Review of patient 2's Neurological Flow Sheet from 12/8/13 through 12/9/13 revealed after the patient had been found on the floor, neurological checks and vital signs had been obtained and documented:
*On 12/8/13 at 9:00 p.m., 9:?? (unable to read time), 10:00 p.m., 11:00 p.m., and 12:00 p.m. (midnight).
*On 12/9/13 at 2:00 a.m., 4:00 a.m., 8:00 a.m., 12:00 p.m., and 4:00 p.m.
*The neurological checks and vitals signs had not been completed "Every hour X (times) 4, then every 2 hours X 4, and then every 4 hours X 3" as required by the provider's July 2013 Fall Reduction Program policy.

Interview and review of patient 2's medical record on 12/18/13 at 10:45 a.m. with the CNO and director of quality confirmed neurological checks and vital signs had not been completed in accordance with the provider's Fall Reduction Program but should have been.

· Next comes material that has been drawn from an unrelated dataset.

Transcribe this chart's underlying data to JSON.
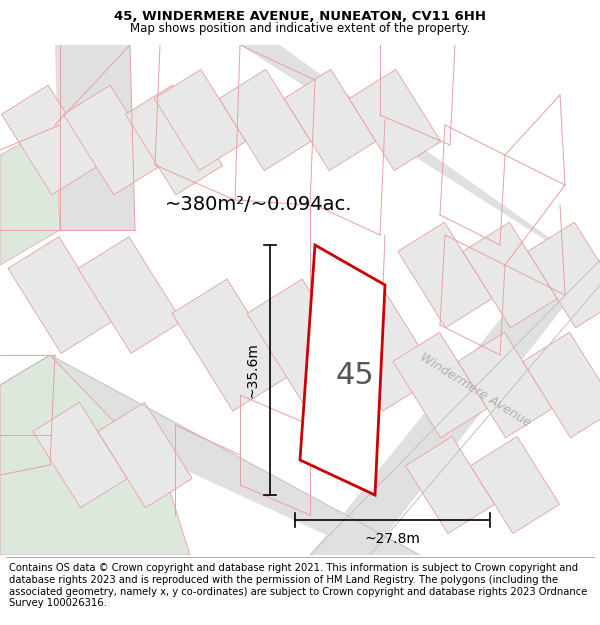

4. Review of the provider's July 2013 Fall Reduction Program revealed:
*"For those patients deemed at very high fall risk due to persistently alter mental status or a history of fall, additional precautions called 'Enhanced Fall Prevention' will be required."
*Assessment of the patient:
-"Every patient on admission will be categorized as 1) Fall Risk-Normal, or 2) Fall Risk - High. The differentiation will be made based upon two evidence-based factors: history of falls and persistent altered mental or cognitive status."
-"Fall Risk - High is any patient with a history of falls or persistent altered mental or cognitive function, and conditions that effect the patient's gait (new prosthesis, neurological-orthopedic conditions contributing to altered gait). Altered mental or cognitive status can be due to delirium, organic dysfunction (Alzheimer's disease), and traumatic or organic brain injury."
-"All patients have Standard Fall Reduction Strategies."
-"Fall Risk - High will have Enhanced Precautions implemented."
-"Documentation will be on a 24 Hour Nursing Flow Sheet."
-"Post fall assessment must include: 1) Vital signs, 2) (complete) location and quality of any pain, 3) complete neurological and vascular assessment, 4) observation for fractures, especially hip fracture (leg shortening, abduction, external rotation), 5) bruising, 6) lacerations."
-"Patient will be on Neuro-vascular checks with vital signs: every hour x (times) 4, every 2 hours X 4, every 4 hours X 3. If patient is on anticoagulants continue neurovascular checks every 4 hours X 48 hours."
-Physician notification of the patient fall should have occurred in accordance with the provider's SBAR reporting system.

Review of the provider's 4/1/11 Documentation Standards policy revealed the documentation must reflect the patient had been assessed by a registered nurse every 12 hours and every time there was a significant change in the patient's condition.